Entonces, ¿es posible encontrar un punto de equilibrio entre quienes exigen el respeto al medio ambiente y la conservación de la biodiversidad y los que impulsan la habilitación de un tramo carretero desdeñando sus efectos perniciosos? Creo que esta pregunta no es anacrónica porque, a diferencia del conflicto del 2011 en torno a la marcha indígena y que concluyó, precisamente, con la aprobación de una ley que declaraba la “intangibilidad” del TIPNIS, en la actualidad existen algunos puntos de convergencia en torno a mitigar los impactos negativos de esa obra.

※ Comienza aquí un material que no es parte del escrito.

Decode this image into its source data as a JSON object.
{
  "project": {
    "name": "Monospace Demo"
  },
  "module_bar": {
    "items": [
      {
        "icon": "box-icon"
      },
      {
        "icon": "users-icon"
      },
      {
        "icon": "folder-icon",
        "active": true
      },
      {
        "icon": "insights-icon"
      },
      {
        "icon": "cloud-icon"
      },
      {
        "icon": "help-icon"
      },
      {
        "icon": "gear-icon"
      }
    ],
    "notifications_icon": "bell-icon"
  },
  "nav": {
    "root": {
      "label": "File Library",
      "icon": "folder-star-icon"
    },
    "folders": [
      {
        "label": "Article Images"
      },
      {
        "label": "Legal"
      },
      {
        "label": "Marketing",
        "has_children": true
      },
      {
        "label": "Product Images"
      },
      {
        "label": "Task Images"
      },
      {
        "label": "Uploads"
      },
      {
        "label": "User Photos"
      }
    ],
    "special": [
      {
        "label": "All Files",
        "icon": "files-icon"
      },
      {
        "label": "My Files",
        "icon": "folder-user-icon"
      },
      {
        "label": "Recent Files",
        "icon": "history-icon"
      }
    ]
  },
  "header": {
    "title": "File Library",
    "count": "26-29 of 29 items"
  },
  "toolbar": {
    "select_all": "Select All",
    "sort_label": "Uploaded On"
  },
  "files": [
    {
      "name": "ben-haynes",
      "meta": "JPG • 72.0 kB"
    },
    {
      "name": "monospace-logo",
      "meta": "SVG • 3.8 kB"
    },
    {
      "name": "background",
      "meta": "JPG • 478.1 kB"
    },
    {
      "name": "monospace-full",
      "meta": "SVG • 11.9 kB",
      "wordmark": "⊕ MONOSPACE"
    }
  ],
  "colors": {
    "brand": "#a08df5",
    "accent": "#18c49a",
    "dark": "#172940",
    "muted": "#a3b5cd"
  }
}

De la formulación oficialista: “se hace ese tramo, sí o sí” a las posturas opositoras circunscritas al “no a la carretera” se ha transitado a posiciones más centristas y razonables, como la asumida por el Sistema de Naciones Unidas, que proporciona una orientación sugerente que podría traducirse en un retorno “a fojas cero”. Esto implica evaluar los aspectos positivos y negativos de esa obra, lo que exige superar aquella nueva (y falsa) dicotomía entre “pachamamismo” y “extractivismo” que impide analizar las tendencias presentes en el modelo de desarrollo en ciernes. Un asunto clave en este debate es el sistema de actores y sus visiones de modernidad (uno de sus puntos de partida actuales es el reconocimiento de la diversidad), lo que implica renovar el pacto entre el Estado y el movimiento indígena a partir, precisamente, de un debate amplio y de un proceso de consulta previa que otorgue plena legitimidad a la decisión gubernamental en respuesta, tanto a las demandas regionales como al ejercicio de los derechos colectivos de los pueblos indígenas.